In short, I want to get six pack abs because it will mean I will be healthy and look good. But more importantly, I will prove to myself that I am capable of pushing myself to achieve difficult tasks.
I am forcing myself to learn discipline and hard work. Unfortunately in my life, those are two things I have often been able to skimp on and still get by.
But if I want six pack abs, my old habits must be improved upon, or I will not succeed.

{ 6 comments… read them below or add one }
Brenda said if you want a six pack to come work on the farm for a few weeks, and you’ll be set! All her brothers who worked on the farm had six packs since they were 14!
well, i would totally be down for that… if you can convince my boss to give me a four week six pack sabbatical i will be there
But what happens when you finally get them? Is it a goal of “just to say you did it” or is it something you actually intend on trying to maintain for an extended period of time? Not that maintaining is all in vain, but at what point do you forgive your age and are able to rest assured that even without the abs of steel, you have a solid, impeccably healthy frame which (if you are starting now) has been long-established for your spirit to reside in.
and.. I find it somewhat appropriate for a side note: occasionally there are some people out there who shy away from perceived “perfection” simply for the fact that they are fully aware that they are not perfect themselves.
Here’s wishing you luck on your quest. Personally, I know I could use a little more dedication with my gym, too. Haha!
=] Carin
i don’t know what will happen when i get there… I do know I will make sure it’s fully documented with photos so I can always prove I had one. I would like to think I’d continue living in such a way that I could keep it, but I know eventually it will go away. Either way, I’ll be happy knowing I was dedicated and accomplished the goal.
interesting comment about the perfection… my hope for people is that they will continually try to improve themselves. Recognizing our lack of perfection is fine and good, but it should not be the reason to resist improving. Perfection, in my mind, is a process. We may never get there. But by working on ourselves, we can find something even better: confidence and a feeling of self-worth and accomplishment.

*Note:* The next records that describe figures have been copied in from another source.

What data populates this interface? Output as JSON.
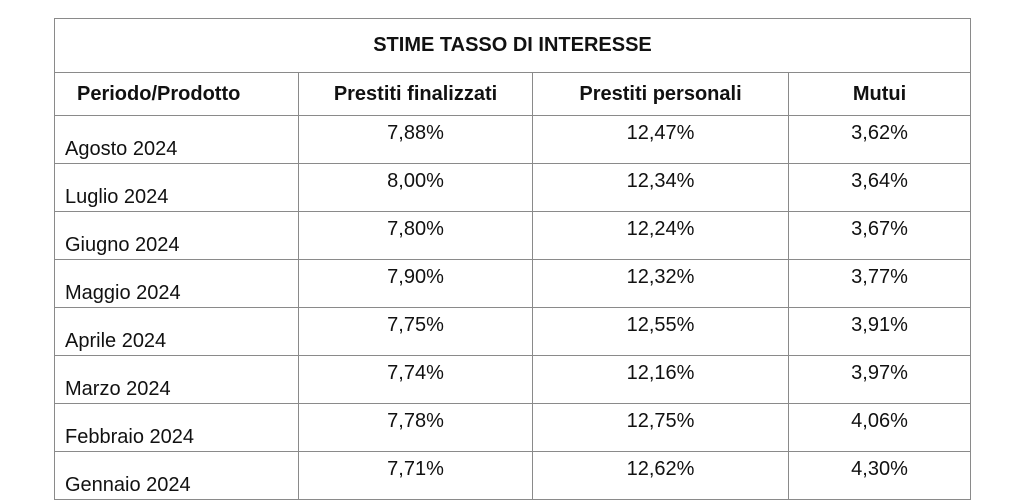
{
  "title": "STIME TASSO DI INTERESSE",
  "headers": [
    "Periodo/Prodotto",
    "Prestiti finalizzati",
    "Prestiti personali",
    "Mutui"
  ],
  "rows": [
    {
      "period": "Agosto 2024",
      "finalizzati": "7,88%",
      "personali": "12,47%",
      "mutui": "3,62%"
    },
    {
      "period": "Luglio 2024",
      "finalizzati": "8,00%",
      "personali": "12,34%",
      "mutui": "3,64%"
    },
    {
      "period": "Giugno 2024",
      "finalizzati": "7,80%",
      "personali": "12,24%",
      "mutui": "3,67%"
    },
    {
      "period": "Maggio 2024",
      "finalizzati": "7,90%",
      "personali": "12,32%",
      "mutui": "3,77%"
    },
    {
      "period": "Aprile 2024",
      "finalizzati": "7,75%",
      "personali": "12,55%",
      "mutui": "3,91%"
    },
    {
      "period": "Marzo 2024",
      "finalizzati": "7,74%",
      "personali": "12,16%",
      "mutui": "3,97%"
    },
    {
      "period": "Febbraio 2024",
      "finalizzati": "7,78%",
      "personali": "12,75%",
      "mutui": "4,06%"
    },
    {
      "period": "Gennaio 2024",
      "finalizzati": "7,71%",
      "personali": "12,62%",
      "mutui": "4,30%"
    }
  ]
}
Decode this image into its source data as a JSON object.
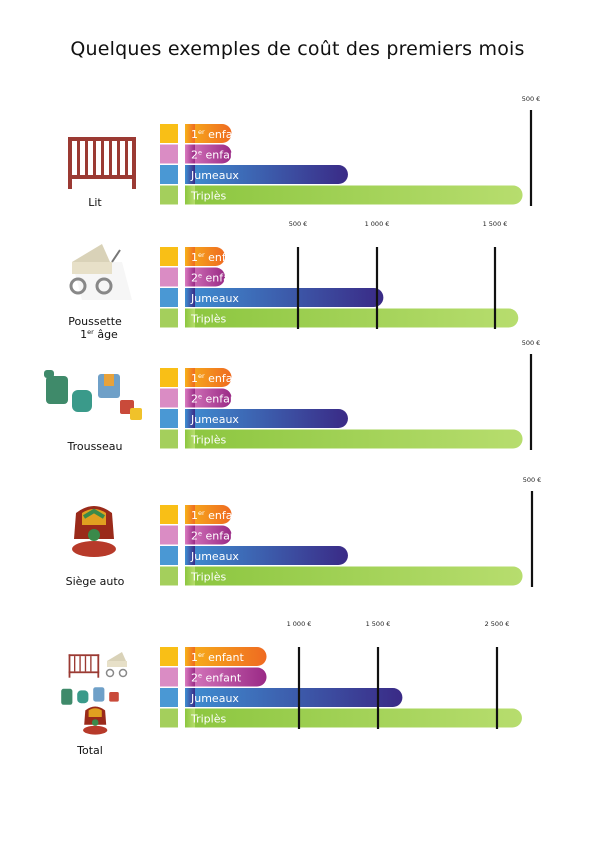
{
  "title": "Quelques exemples de coût des premiers mois",
  "colors": {
    "first_child": [
      "#f7b21a",
      "#ef6a21"
    ],
    "second_child": [
      "#d97bbf",
      "#9a2a86"
    ],
    "twins": [
      "#3f8fd2",
      "#3a2a86"
    ],
    "triplets": [
      "#8cc63f",
      "#b7dd6e"
    ],
    "first_child_swatch": "#f9bf16",
    "second_child_swatch": "#da8cc4",
    "twins_swatch": "#4a98d4",
    "triplets_swatch": "#a4cf5c",
    "furniture": "#9b3a33"
  },
  "chart_data": [
    {
      "type": "bar",
      "title": "Lit",
      "icon": "crib-icon",
      "categories": [
        "1er enfant",
        "2e enfant",
        "Jumeaux",
        "Triplès"
      ],
      "values": [
        400,
        400,
        1400,
        2900
      ],
      "reference_lines": [
        {
          "label": "500 €"
        }
      ],
      "series_colors": [
        "first_child",
        "second_child",
        "twins",
        "triplets"
      ]
    },
    {
      "type": "bar",
      "title": "Poussette 1er âge",
      "icon": "stroller-icon",
      "categories": [
        "1er enfant",
        "2e enfant",
        "Jumeaux",
        "Triplès"
      ],
      "values": [
        250,
        250,
        1250,
        2100
      ],
      "reference_lines": [
        {
          "label": "500 €"
        },
        {
          "label": "1 000 €"
        },
        {
          "label": "1 500 €"
        }
      ]
    },
    {
      "type": "bar",
      "title": "Trousseau",
      "icon": "clothes-icon",
      "categories": [
        "1er enfant",
        "2e enfant",
        "Jumeaux",
        "Triplès"
      ],
      "values": [
        400,
        400,
        1400,
        2900
      ],
      "reference_lines": [
        {
          "label": "500 €"
        }
      ]
    },
    {
      "type": "bar",
      "title": "Siège auto",
      "icon": "car-seat-icon",
      "categories": [
        "1er enfant",
        "2e enfant",
        "Jumeaux",
        "Triplès"
      ],
      "values": [
        400,
        400,
        1400,
        2900
      ],
      "reference_lines": [
        {
          "label": "500 €"
        }
      ]
    },
    {
      "type": "bar",
      "title": "Total",
      "icon": "all-items-icon",
      "categories": [
        "1er enfant",
        "2e enfant",
        "Jumeaux",
        "Triplès"
      ],
      "values": [
        750,
        750,
        2000,
        3100
      ],
      "reference_lines": [
        {
          "label": "1 000 €"
        },
        {
          "label": "1 500 €"
        },
        {
          "label": "2 500 €"
        }
      ]
    }
  ],
  "bar_labels": {
    "first": {
      "num": "1",
      "sup": "er",
      "rest": " enfant"
    },
    "second": {
      "num": "2",
      "sup": "e",
      "rest": " enfant"
    },
    "twins": "Jumeaux",
    "triplets": "Triplès"
  },
  "category_labels": {
    "lit": "Lit",
    "poussette_line1": "Poussette",
    "poussette_line2_num": "1",
    "poussette_line2_sup": "er",
    "poussette_line2_rest": " âge",
    "trousseau": "Trousseau",
    "siege": "Siège auto",
    "total": "Total"
  }
}
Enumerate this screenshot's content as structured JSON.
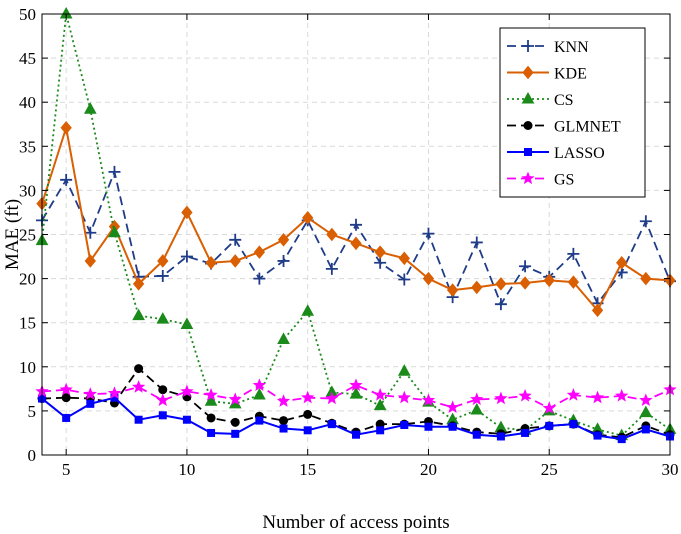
{
  "chart_data": {
    "type": "line",
    "title": "",
    "xlabel": "Number of access points",
    "ylabel": "MAE (ft)",
    "xlim": [
      4,
      30
    ],
    "ylim": [
      0,
      50
    ],
    "x_ticks": [
      5,
      10,
      15,
      20,
      25,
      30
    ],
    "y_ticks": [
      0,
      5,
      10,
      15,
      20,
      25,
      30,
      35,
      40,
      45,
      50
    ],
    "grid": true,
    "legend_position": "top-right",
    "x": [
      4,
      5,
      6,
      7,
      8,
      9,
      10,
      11,
      12,
      13,
      14,
      15,
      16,
      17,
      18,
      19,
      20,
      21,
      22,
      23,
      24,
      25,
      26,
      27,
      28,
      29,
      30
    ],
    "series": [
      {
        "name": "KNN",
        "color": "#1f3c88",
        "line": "dashed",
        "marker": "plus",
        "values": [
          26.6,
          31.2,
          25.2,
          32.1,
          20.2,
          20.3,
          22.5,
          21.7,
          24.4,
          20.0,
          22.0,
          26.6,
          21.1,
          26.1,
          21.8,
          19.9,
          25.1,
          17.9,
          24.1,
          17.1,
          21.4,
          20.2,
          22.8,
          17.2,
          20.7,
          26.5,
          19.7
        ]
      },
      {
        "name": "KDE",
        "color": "#d95f02",
        "line": "solid",
        "marker": "diamond",
        "values": [
          28.5,
          37.1,
          22.0,
          25.9,
          19.4,
          22.0,
          27.5,
          21.8,
          22.0,
          23.0,
          24.4,
          26.9,
          25.0,
          24.0,
          23.0,
          22.3,
          20.0,
          18.7,
          19.0,
          19.4,
          19.5,
          19.8,
          19.6,
          16.4,
          21.8,
          20.0,
          19.8
        ]
      },
      {
        "name": "CS",
        "color": "#1a8a1a",
        "line": "dotted",
        "marker": "triangle",
        "values": [
          24.3,
          50.0,
          39.2,
          25.2,
          15.8,
          15.4,
          14.8,
          6.1,
          5.8,
          6.8,
          13.1,
          16.3,
          7.1,
          6.9,
          5.6,
          9.5,
          6.0,
          4.0,
          5.1,
          3.1,
          2.8,
          5.0,
          3.9,
          2.9,
          2.2,
          4.8,
          2.9
        ]
      },
      {
        "name": "GLMNET",
        "color": "#000000",
        "line": "dashed",
        "marker": "circle",
        "values": [
          6.4,
          6.5,
          6.4,
          5.9,
          9.8,
          7.4,
          6.6,
          4.2,
          3.7,
          4.4,
          3.9,
          4.6,
          3.6,
          2.6,
          3.5,
          3.5,
          3.8,
          3.3,
          2.6,
          2.4,
          3.0,
          3.3,
          3.5,
          2.3,
          2.0,
          3.3,
          2.3
        ]
      },
      {
        "name": "LASSO",
        "color": "#0000ff",
        "line": "solid",
        "marker": "square",
        "values": [
          6.4,
          4.2,
          5.8,
          6.5,
          4.0,
          4.5,
          4.0,
          2.5,
          2.4,
          3.9,
          3.0,
          2.8,
          3.5,
          2.3,
          2.8,
          3.4,
          3.2,
          3.2,
          2.3,
          2.1,
          2.5,
          3.3,
          3.5,
          2.2,
          1.8,
          2.9,
          2.1
        ]
      },
      {
        "name": "GS",
        "color": "#ff00ff",
        "line": "dashed",
        "marker": "star",
        "values": [
          7.2,
          7.4,
          6.9,
          7.0,
          7.7,
          6.2,
          7.2,
          6.8,
          6.3,
          7.9,
          6.1,
          6.5,
          6.4,
          7.9,
          6.8,
          6.5,
          6.2,
          5.4,
          6.3,
          6.4,
          6.7,
          5.3,
          6.8,
          6.5,
          6.7,
          6.2,
          7.4
        ]
      }
    ]
  }
}
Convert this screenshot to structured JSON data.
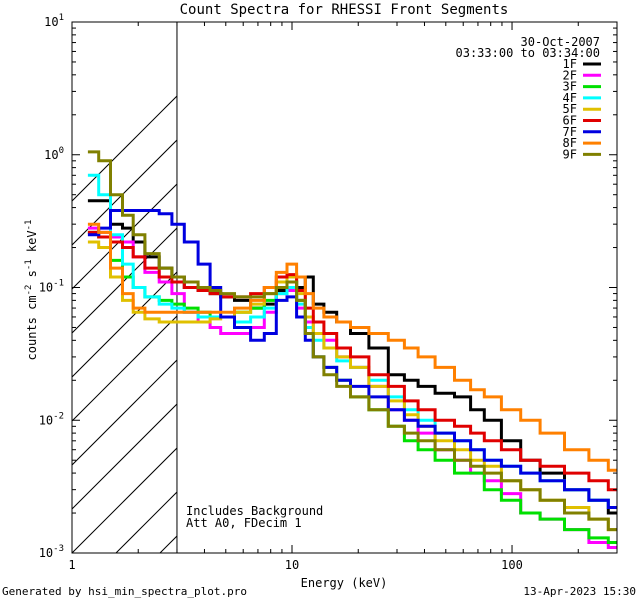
{
  "chart_data": {
    "type": "line",
    "title": "Count Spectra for RHESSI Front Segments",
    "xlabel": "Energy (keV)",
    "ylabel_main": "counts cm",
    "ylabel_exp1": "-2",
    "ylabel_mid": " s",
    "ylabel_exp2": "-1",
    "ylabel_end": " keV",
    "ylabel_exp3": "-1",
    "xscale": "log",
    "yscale": "log",
    "xlim": [
      1,
      300
    ],
    "ylim": [
      0.001,
      10
    ],
    "x_ticks": [
      {
        "value": 1,
        "label": "1"
      },
      {
        "value": 10,
        "label": "10"
      },
      {
        "value": 100,
        "label": "100"
      }
    ],
    "y_ticks": [
      {
        "value": 0.001,
        "base": "10",
        "exp": "-3"
      },
      {
        "value": 0.01,
        "base": "10",
        "exp": "-2"
      },
      {
        "value": 0.1,
        "base": "10",
        "exp": "-1"
      },
      {
        "value": 1,
        "base": "10",
        "exp": "0"
      },
      {
        "value": 10,
        "base": "10",
        "exp": "1"
      }
    ],
    "hatched_region": [
      1,
      3
    ],
    "date": "30-Oct-2007",
    "time_range": "03:33:00 to 03:34:00",
    "annotations": [
      "Includes Background",
      "Att A0, FDecim 1"
    ],
    "series": [
      {
        "name": "1F",
        "color": "#000000",
        "x": [
          1.25,
          1.4,
          1.6,
          1.8,
          2,
          2.3,
          2.7,
          3,
          3.5,
          4,
          4.5,
          5,
          6,
          7,
          8,
          9,
          10,
          11,
          12,
          13,
          15,
          17,
          20,
          25,
          30,
          35,
          40,
          50,
          60,
          70,
          80,
          100,
          120,
          150,
          200,
          250,
          300
        ],
        "y": [
          0.45,
          0.45,
          0.3,
          0.28,
          0.22,
          0.17,
          0.14,
          0.12,
          0.1,
          0.095,
          0.09,
          0.085,
          0.08,
          0.07,
          0.075,
          0.095,
          0.11,
          0.1,
          0.12,
          0.075,
          0.065,
          0.055,
          0.045,
          0.035,
          0.022,
          0.02,
          0.018,
          0.016,
          0.015,
          0.012,
          0.01,
          0.007,
          0.005,
          0.004,
          0.003,
          0.0025,
          0.002
        ]
      },
      {
        "name": "2F",
        "color": "#ff00ff",
        "x": [
          1.25,
          1.4,
          1.6,
          1.8,
          2,
          2.3,
          2.7,
          3,
          3.5,
          4,
          4.5,
          5,
          6,
          7,
          8,
          9,
          10,
          11,
          12,
          13,
          15,
          17,
          20,
          25,
          30,
          35,
          40,
          50,
          60,
          70,
          80,
          100,
          120,
          150,
          200,
          250,
          300
        ],
        "y": [
          0.28,
          0.26,
          0.24,
          0.22,
          0.17,
          0.13,
          0.11,
          0.09,
          0.065,
          0.055,
          0.05,
          0.045,
          0.045,
          0.05,
          0.065,
          0.09,
          0.095,
          0.07,
          0.055,
          0.045,
          0.04,
          0.03,
          0.025,
          0.018,
          0.012,
          0.01,
          0.008,
          0.006,
          0.005,
          0.004,
          0.0035,
          0.0028,
          0.002,
          0.0018,
          0.0015,
          0.0012,
          0.0011
        ]
      },
      {
        "name": "3F",
        "color": "#00e000",
        "x": [
          1.25,
          1.4,
          1.6,
          1.8,
          2,
          2.3,
          2.7,
          3,
          3.5,
          4,
          4.5,
          5,
          6,
          7,
          8,
          9,
          10,
          11,
          12,
          13,
          15,
          17,
          20,
          25,
          30,
          35,
          40,
          50,
          60,
          70,
          80,
          100,
          120,
          150,
          200,
          250,
          300
        ],
        "y": [
          0.26,
          0.24,
          0.16,
          0.12,
          0.1,
          0.085,
          0.08,
          0.075,
          0.07,
          0.065,
          0.06,
          0.06,
          0.065,
          0.07,
          0.08,
          0.1,
          0.11,
          0.08,
          0.045,
          0.03,
          0.025,
          0.02,
          0.015,
          0.012,
          0.009,
          0.007,
          0.006,
          0.005,
          0.004,
          0.004,
          0.003,
          0.0025,
          0.002,
          0.0018,
          0.0015,
          0.0013,
          0.0012
        ]
      },
      {
        "name": "4F",
        "color": "#00ffff",
        "x": [
          1.25,
          1.4,
          1.6,
          1.8,
          2,
          2.3,
          2.7,
          3,
          3.5,
          4,
          4.5,
          5,
          6,
          7,
          8,
          9,
          10,
          11,
          12,
          13,
          15,
          17,
          20,
          25,
          30,
          35,
          40,
          50,
          60,
          70,
          80,
          100,
          120,
          150,
          200,
          250,
          300
        ],
        "y": [
          0.7,
          0.5,
          0.25,
          0.15,
          0.1,
          0.085,
          0.075,
          0.07,
          0.065,
          0.06,
          0.06,
          0.06,
          0.055,
          0.06,
          0.07,
          0.09,
          0.1,
          0.075,
          0.05,
          0.04,
          0.035,
          0.028,
          0.025,
          0.02,
          0.015,
          0.012,
          0.01,
          0.008,
          0.007,
          0.006,
          0.005,
          0.0045,
          0.004,
          0.0035,
          0.003,
          0.0025,
          0.0022
        ]
      },
      {
        "name": "5F",
        "color": "#e0c000",
        "x": [
          1.25,
          1.4,
          1.6,
          1.8,
          2,
          2.3,
          2.7,
          3,
          3.5,
          4,
          4.5,
          5,
          6,
          7,
          8,
          9,
          10,
          11,
          12,
          13,
          15,
          17,
          20,
          25,
          30,
          35,
          40,
          50,
          60,
          70,
          80,
          100,
          120,
          150,
          200,
          250,
          300
        ],
        "y": [
          0.22,
          0.2,
          0.12,
          0.08,
          0.065,
          0.058,
          0.055,
          0.055,
          0.055,
          0.055,
          0.058,
          0.06,
          0.065,
          0.075,
          0.09,
          0.11,
          0.12,
          0.09,
          0.06,
          0.045,
          0.035,
          0.03,
          0.025,
          0.018,
          0.014,
          0.011,
          0.009,
          0.007,
          0.006,
          0.005,
          0.0045,
          0.0035,
          0.003,
          0.0025,
          0.0022,
          0.0018,
          0.0015
        ]
      },
      {
        "name": "6F",
        "color": "#e00000",
        "x": [
          1.25,
          1.4,
          1.6,
          1.8,
          2,
          2.3,
          2.7,
          3,
          3.5,
          4,
          4.5,
          5,
          6,
          7,
          8,
          9,
          10,
          11,
          12,
          13,
          15,
          17,
          20,
          25,
          30,
          35,
          40,
          50,
          60,
          70,
          80,
          100,
          120,
          150,
          200,
          250,
          300
        ],
        "y": [
          0.26,
          0.24,
          0.22,
          0.2,
          0.17,
          0.14,
          0.12,
          0.11,
          0.1,
          0.095,
          0.09,
          0.085,
          0.085,
          0.09,
          0.1,
          0.12,
          0.125,
          0.095,
          0.07,
          0.055,
          0.045,
          0.035,
          0.03,
          0.022,
          0.018,
          0.014,
          0.012,
          0.01,
          0.009,
          0.008,
          0.007,
          0.006,
          0.005,
          0.0045,
          0.004,
          0.0035,
          0.003
        ]
      },
      {
        "name": "7F",
        "color": "#0000e0",
        "x": [
          1.25,
          1.4,
          1.6,
          1.8,
          2,
          2.3,
          2.7,
          3,
          3.5,
          4,
          4.5,
          5,
          6,
          7,
          8,
          9,
          10,
          11,
          12,
          13,
          15,
          17,
          20,
          25,
          30,
          35,
          40,
          50,
          60,
          70,
          80,
          100,
          120,
          150,
          200,
          250,
          300
        ],
        "y": [
          0.25,
          0.28,
          0.38,
          0.38,
          0.38,
          0.38,
          0.36,
          0.3,
          0.22,
          0.15,
          0.1,
          0.06,
          0.05,
          0.04,
          0.045,
          0.08,
          0.085,
          0.06,
          0.04,
          0.03,
          0.025,
          0.02,
          0.018,
          0.015,
          0.012,
          0.01,
          0.009,
          0.008,
          0.007,
          0.006,
          0.005,
          0.0045,
          0.004,
          0.0035,
          0.003,
          0.0025,
          0.0022
        ]
      },
      {
        "name": "8F",
        "color": "#ff8000",
        "x": [
          1.25,
          1.4,
          1.6,
          1.8,
          2,
          2.3,
          2.7,
          3,
          3.5,
          4,
          4.5,
          5,
          6,
          7,
          8,
          9,
          10,
          11,
          12,
          13,
          15,
          17,
          20,
          25,
          30,
          35,
          40,
          50,
          60,
          70,
          80,
          100,
          120,
          150,
          200,
          250,
          300
        ],
        "y": [
          0.3,
          0.26,
          0.14,
          0.09,
          0.07,
          0.065,
          0.065,
          0.065,
          0.065,
          0.065,
          0.065,
          0.065,
          0.07,
          0.08,
          0.1,
          0.13,
          0.15,
          0.12,
          0.09,
          0.07,
          0.06,
          0.055,
          0.05,
          0.045,
          0.04,
          0.035,
          0.03,
          0.025,
          0.02,
          0.017,
          0.015,
          0.012,
          0.01,
          0.008,
          0.006,
          0.005,
          0.0042
        ]
      },
      {
        "name": "9F",
        "color": "#808000",
        "x": [
          1.25,
          1.4,
          1.6,
          1.8,
          2,
          2.3,
          2.7,
          3,
          3.5,
          4,
          4.5,
          5,
          6,
          7,
          8,
          9,
          10,
          11,
          12,
          13,
          15,
          17,
          20,
          25,
          30,
          35,
          40,
          50,
          60,
          70,
          80,
          100,
          120,
          150,
          200,
          250,
          300
        ],
        "y": [
          1.05,
          0.9,
          0.5,
          0.35,
          0.25,
          0.18,
          0.14,
          0.12,
          0.11,
          0.1,
          0.095,
          0.09,
          0.085,
          0.085,
          0.09,
          0.1,
          0.11,
          0.08,
          0.045,
          0.03,
          0.022,
          0.018,
          0.015,
          0.012,
          0.009,
          0.008,
          0.007,
          0.006,
          0.005,
          0.0045,
          0.004,
          0.0035,
          0.003,
          0.0025,
          0.002,
          0.0018,
          0.0015
        ]
      }
    ]
  },
  "footer": {
    "left": "Generated by hsi_min_spectra_plot.pro",
    "right": "13-Apr-2023 15:30"
  }
}
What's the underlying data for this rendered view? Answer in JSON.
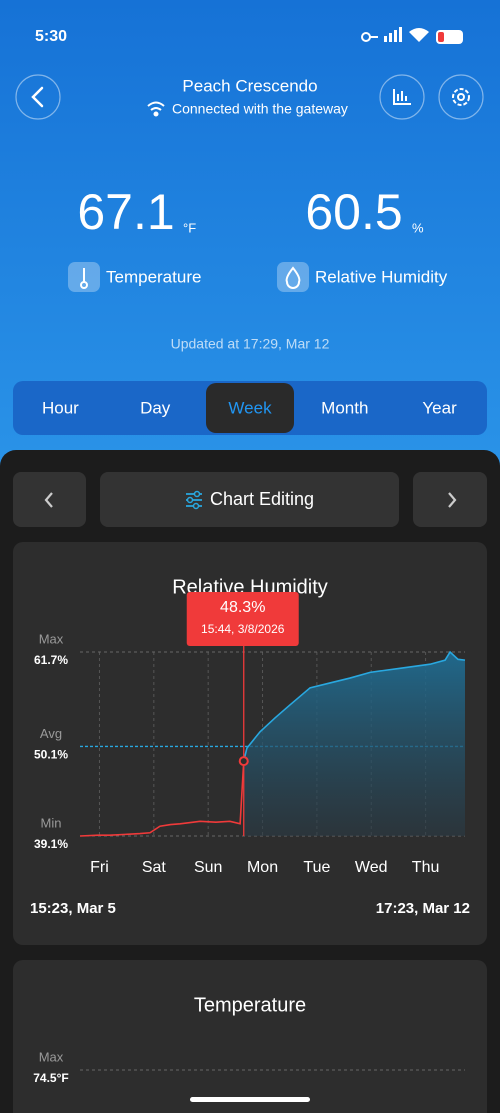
{
  "status": {
    "time": "5:30"
  },
  "header": {
    "title": "Peach Crescendo",
    "subtitle": "Connected with the gateway"
  },
  "readings": [
    {
      "value": 67.1,
      "unit": "°F",
      "label": "Temperature"
    },
    {
      "value": 60.5,
      "unit": "%",
      "label": "Relative Humidity"
    }
  ],
  "updated": "Updated at 17:29, Mar 12",
  "tabs": {
    "items": [
      "Hour",
      "Day",
      "Week",
      "Month",
      "Year"
    ],
    "selected": 2
  },
  "toolbar": {
    "label": "Chart Editing"
  },
  "chart_data": [
    {
      "type": "line",
      "title": "Relative Humidity",
      "x": [
        0,
        8,
        13.2,
        20,
        26.5,
        30.9,
        35.3,
        40,
        44.2,
        50,
        53,
        60,
        66.2,
        70.7,
        72.3,
        73.7,
        79.5,
        86.1,
        92.7,
        101.6,
        110.4,
        119.2,
        128.1,
        141.3,
        154.6,
        161.2,
        163.4,
        166.9,
        170
      ],
      "values": [
        39.1,
        39.2,
        39.2,
        39.3,
        39.4,
        39.5,
        40.3,
        40.5,
        40.6,
        40.8,
        40.9,
        40.8,
        40.9,
        40.6,
        48.3,
        49.9,
        51.9,
        53.6,
        55.2,
        57.3,
        57.9,
        58.5,
        59.2,
        59.7,
        60.2,
        60.7,
        61.7,
        60.8,
        60.7
      ],
      "xlim": [
        0,
        170
      ],
      "xticks": [
        {
          "value": 8.6,
          "label": "Fri"
        },
        {
          "value": 32.6,
          "label": "Sat"
        },
        {
          "value": 56.6,
          "label": "Sun"
        },
        {
          "value": 80.6,
          "label": "Mon"
        },
        {
          "value": 104.6,
          "label": "Tue"
        },
        {
          "value": 128.6,
          "label": "Wed"
        },
        {
          "value": 152.6,
          "label": "Thu"
        }
      ],
      "ylim": [
        39.1,
        61.7
      ],
      "yticks": [
        {
          "value": 39.1,
          "label": "39.1%"
        },
        {
          "value": 50.1,
          "label": "50.1%"
        },
        {
          "value": 61.7,
          "label": "61.7%"
        }
      ],
      "ytick_names": [
        "Min",
        "Avg",
        "Max"
      ],
      "avg_tick": 1,
      "grid": true,
      "color": "#29a8e0",
      "highlight_color": "#f03a3a",
      "selected": {
        "index": 14,
        "label": "48.3%",
        "time": "15:44, 3/8/2026"
      },
      "range_labels": [
        "15:23, Mar 5",
        "17:23, Mar 12"
      ]
    },
    {
      "type": "line",
      "title": "Temperature",
      "yticks": [
        {
          "value": 74.5,
          "label": "74.5°F"
        }
      ],
      "ytick_names": [
        "Max"
      ],
      "grid": true,
      "color": "#29a8e0"
    }
  ]
}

You can do it, Jon! I have had the same things said to me and I’ve had a goal since the new year to lose some weight and get in shape. Not that I was fat before… but I knew I could have a much better body and more confidence if I did the work. So I got a trainer. She is awesome! I really recommend getting a trainer. Not that you lack the motivation, but for me having to be accountable to someone else really helps. I am OK with letting myself down from time to time… but I don’t like to disappoint others. Especially when I am paying them! So that’s my advice, and if you want to lose that body fat try spinning!
Good luck to both of us!
thanks Jessica!!! you can do it too!
I will definitely try the spin classes. The few times I’ve been have been some of the hardest workouts I’ve ever done.